Abdication is not a successful long term management strategy.  

If you try to do both sales AND management, both will suffer and you will end up with the worst of all worlds –– all of the expense of a big organization and none of the people around to help carry the burden.

No one in real estate gets management training.

Other Random Thoughts on Scaling

If you start, you pretty much have to keep going. Scaling partially is the least beneficial thing you can do. You have to see it through.

Scaling means speaking (i.e. marketing) to people you do not know and convincing them that you are the person who can best help them. In other words, you need a powerful and unique message.

Failure is fatal if you don’t learn the correct lesson.

Stuff unravels at an insane rate of speed –– what takes years to build can fall apart in minutes. And the bigger it is, the faster it unravels.
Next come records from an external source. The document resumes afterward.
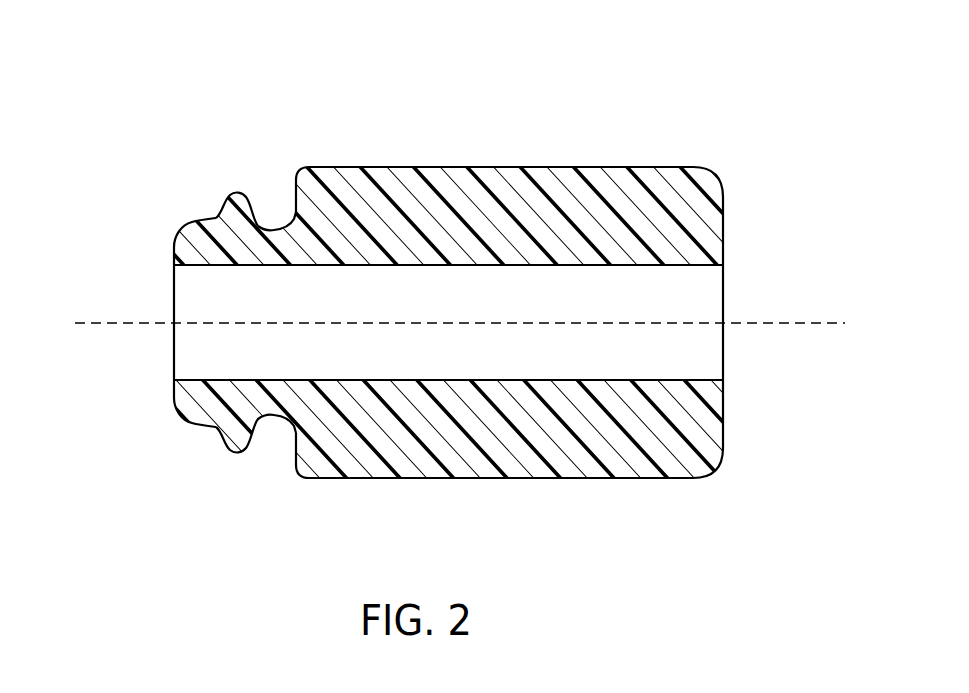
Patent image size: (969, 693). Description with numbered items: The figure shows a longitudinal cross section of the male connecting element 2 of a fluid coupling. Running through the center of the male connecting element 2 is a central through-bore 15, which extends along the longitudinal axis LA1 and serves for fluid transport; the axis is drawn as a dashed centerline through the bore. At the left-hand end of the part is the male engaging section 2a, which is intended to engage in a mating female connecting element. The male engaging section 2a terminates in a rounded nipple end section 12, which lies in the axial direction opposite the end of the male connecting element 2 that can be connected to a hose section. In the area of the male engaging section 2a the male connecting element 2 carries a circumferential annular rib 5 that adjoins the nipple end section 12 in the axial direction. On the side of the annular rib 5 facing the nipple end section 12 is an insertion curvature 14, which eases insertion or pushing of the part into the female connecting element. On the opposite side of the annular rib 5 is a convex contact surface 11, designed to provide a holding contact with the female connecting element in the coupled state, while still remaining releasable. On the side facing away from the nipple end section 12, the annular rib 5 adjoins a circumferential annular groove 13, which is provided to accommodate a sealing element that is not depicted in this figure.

The male connecting element 2 is at (134, 71).
The male engaging section 2a is at (182, 201).
The annular rib 5 is at (233, 192).
The circumferential annular groove 13 is at (268, 226).
The convex contact surface 11 is at (259, 464).
The nipple end section 12 is at (173, 357).
The insertion curvature 14 is at (208, 446).
The central through-bore 15 is at (703, 284).
The longitudinal axis LA1 is at (460, 305).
You cannot be fearful of mistakes and successfully scale. But you also can’t fail repeatedly and not learn the correct lessons. If you want to scale, thicken the skin, but ditch the ego.

That which you work on today will pay you back at a later date that is well over the horizon.

Your critics will not see the connection between the work and the results and will question your efforts.

Invest as much as possible in ‘evergreen’ things (i.e. –– long life spans.)

If you invest in anything that has a finite life, your investment will also have a finite life.

A season is not a business cycle. Measure your results over longer periods of time to gain insight into whether or not you are succeeding.

The Most Important Thought on Scaling

The final big thought on scaling is –– in order to successfully scale, you have to work on the systems that fix the problems, not the problems themselves.